Profitant de cette opportunité (et contrairement aux usages qui veulent qu'on évite d'évoquer à l'étranger les problèmes nationaux )  il se lance au Danemark dans une comparaison osée entre un pays "luthérien" (où est la laïcité exigeante dont il se réclame souvent ?) et le peuple gaulois qui serait allergique à la réforme.
Aussitôt s'entame une (petite) polémique à propos d'un Président qui , depuis l'étranger, ferait le procès d'un  peuple français timoré et sans ambition , soulevant aussitôt la bruyante indignation de la cohorte habituelle d'observateurs, journalistes et hommes politiques en mal de notoriété.
Et, pour faire bonne mesure, il enchaîne aussitôt (cette fois en Finlande)  sur le prélèvement à la source, réforme emblématique de son mandat dont il s'interroge (ou fait mine de s'interroger) sur la faisabilité dès cette année, alors qu'au même moment le ministre compétent assure que tout est prêt pour en assurer le succès.
On pourrait se poser des questions sur cet apparent désordre dans la communication du pouvoir, si on oubliait de prendre en compte la virtuosité du Président de la République dans ce domaine.
En réalité, il n'y a nul mystère dans ce comportement.
De quoi s'agit-il en effet ? D'abord de changer de sujet, c'est à dire ne plus parler de la démission de Nicolas HULOT et surtout des commentaires dont celui-ci avait accompagné son départ ,commentaires particulièrement sévères sur la façon de gouverner du Président de la République.

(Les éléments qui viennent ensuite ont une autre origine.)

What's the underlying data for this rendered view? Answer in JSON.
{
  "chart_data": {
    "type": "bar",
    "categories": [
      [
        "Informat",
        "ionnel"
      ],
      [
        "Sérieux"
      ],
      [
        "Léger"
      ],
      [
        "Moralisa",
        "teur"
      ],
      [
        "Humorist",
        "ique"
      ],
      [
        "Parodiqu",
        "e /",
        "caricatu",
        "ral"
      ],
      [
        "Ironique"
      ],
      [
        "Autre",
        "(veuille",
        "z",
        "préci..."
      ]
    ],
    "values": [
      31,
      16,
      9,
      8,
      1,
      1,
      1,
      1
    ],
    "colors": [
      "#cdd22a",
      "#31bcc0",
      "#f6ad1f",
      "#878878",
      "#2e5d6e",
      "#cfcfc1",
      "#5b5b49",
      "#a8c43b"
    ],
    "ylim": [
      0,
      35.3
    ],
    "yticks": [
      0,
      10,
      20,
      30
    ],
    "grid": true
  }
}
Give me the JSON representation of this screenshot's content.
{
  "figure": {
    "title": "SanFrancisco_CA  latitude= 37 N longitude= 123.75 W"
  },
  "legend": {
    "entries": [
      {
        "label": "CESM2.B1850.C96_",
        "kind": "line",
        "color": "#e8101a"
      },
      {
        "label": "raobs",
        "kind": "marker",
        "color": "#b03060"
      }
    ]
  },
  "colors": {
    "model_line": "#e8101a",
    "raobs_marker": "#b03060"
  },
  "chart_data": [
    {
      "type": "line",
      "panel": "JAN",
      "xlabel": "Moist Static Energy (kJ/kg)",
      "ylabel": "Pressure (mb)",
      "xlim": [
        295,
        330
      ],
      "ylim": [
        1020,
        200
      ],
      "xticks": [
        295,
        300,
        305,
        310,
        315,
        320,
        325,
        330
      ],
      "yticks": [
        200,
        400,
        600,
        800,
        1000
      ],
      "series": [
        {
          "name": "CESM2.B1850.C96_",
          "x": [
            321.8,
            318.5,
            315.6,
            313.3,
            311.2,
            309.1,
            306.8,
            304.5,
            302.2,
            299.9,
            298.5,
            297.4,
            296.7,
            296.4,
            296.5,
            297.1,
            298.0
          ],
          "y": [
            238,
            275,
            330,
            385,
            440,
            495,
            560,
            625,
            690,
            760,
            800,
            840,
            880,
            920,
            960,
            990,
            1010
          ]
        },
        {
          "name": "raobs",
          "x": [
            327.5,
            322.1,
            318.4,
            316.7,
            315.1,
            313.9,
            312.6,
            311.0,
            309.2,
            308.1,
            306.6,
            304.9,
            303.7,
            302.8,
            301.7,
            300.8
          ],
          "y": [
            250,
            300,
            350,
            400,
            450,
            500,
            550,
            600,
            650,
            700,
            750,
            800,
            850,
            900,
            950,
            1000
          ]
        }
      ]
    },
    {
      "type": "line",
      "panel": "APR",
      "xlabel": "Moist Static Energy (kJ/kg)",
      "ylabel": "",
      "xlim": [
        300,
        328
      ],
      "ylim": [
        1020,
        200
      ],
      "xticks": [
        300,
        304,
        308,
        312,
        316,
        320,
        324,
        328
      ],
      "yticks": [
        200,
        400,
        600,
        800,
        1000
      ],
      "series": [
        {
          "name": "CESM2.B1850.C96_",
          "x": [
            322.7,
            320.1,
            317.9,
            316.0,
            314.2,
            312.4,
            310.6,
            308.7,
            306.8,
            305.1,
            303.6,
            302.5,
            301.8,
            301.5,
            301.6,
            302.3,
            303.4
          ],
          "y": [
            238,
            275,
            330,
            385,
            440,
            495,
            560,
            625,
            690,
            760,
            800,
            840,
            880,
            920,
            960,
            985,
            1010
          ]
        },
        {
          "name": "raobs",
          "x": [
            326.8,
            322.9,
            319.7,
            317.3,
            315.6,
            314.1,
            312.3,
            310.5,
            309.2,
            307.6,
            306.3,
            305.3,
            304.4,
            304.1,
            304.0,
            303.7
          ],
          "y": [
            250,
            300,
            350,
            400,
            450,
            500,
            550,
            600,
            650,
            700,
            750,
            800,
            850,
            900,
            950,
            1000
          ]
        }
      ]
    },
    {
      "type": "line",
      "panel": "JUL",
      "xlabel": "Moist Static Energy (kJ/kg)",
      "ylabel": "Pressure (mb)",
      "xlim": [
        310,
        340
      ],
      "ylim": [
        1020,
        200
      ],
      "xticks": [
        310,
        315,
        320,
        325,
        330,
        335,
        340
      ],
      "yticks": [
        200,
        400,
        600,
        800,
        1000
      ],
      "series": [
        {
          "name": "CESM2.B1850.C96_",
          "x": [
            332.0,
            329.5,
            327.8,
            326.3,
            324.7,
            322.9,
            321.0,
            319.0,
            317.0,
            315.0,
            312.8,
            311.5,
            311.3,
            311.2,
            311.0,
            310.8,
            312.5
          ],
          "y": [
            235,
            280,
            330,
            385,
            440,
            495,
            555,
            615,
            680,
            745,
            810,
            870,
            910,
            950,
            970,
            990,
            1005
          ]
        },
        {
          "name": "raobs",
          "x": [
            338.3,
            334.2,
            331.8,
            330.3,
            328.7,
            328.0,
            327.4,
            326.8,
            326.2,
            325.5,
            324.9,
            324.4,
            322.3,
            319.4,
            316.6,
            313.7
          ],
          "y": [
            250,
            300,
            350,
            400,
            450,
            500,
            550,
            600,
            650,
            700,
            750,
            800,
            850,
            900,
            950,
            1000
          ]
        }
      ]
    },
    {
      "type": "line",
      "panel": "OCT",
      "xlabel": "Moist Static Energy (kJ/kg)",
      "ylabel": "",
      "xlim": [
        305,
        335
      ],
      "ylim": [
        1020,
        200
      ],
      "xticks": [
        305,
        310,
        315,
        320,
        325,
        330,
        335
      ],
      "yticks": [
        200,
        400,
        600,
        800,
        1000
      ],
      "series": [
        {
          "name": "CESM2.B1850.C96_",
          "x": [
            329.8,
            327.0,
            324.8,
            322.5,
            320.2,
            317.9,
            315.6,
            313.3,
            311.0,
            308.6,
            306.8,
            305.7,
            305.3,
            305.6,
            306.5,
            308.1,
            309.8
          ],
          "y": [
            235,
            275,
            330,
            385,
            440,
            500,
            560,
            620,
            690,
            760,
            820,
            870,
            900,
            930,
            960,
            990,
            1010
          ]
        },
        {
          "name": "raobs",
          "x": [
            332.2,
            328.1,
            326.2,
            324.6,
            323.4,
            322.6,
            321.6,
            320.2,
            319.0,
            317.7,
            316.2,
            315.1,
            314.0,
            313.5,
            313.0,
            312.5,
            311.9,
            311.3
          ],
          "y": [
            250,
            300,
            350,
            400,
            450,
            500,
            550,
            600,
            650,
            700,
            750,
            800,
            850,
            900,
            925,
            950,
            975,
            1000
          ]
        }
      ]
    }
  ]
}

N'en parlons plus, ou plutôt parlons-en le moins possible.
Déjà, il avait essayé de procéder ainsi à l'occasion de l'affaire BENALLA dont il avait affirmé d'abord qu'elle n'intéressait personne et que, de toutes façons, la proximité des vacances allait la faire disparaître de l'actualité.
Avouons-le: le Président de la République a une grande capacité pour communiquer
Mais,au pouvoir, il ne s'agit pas seulement communiquer, il faut aussi gouverner.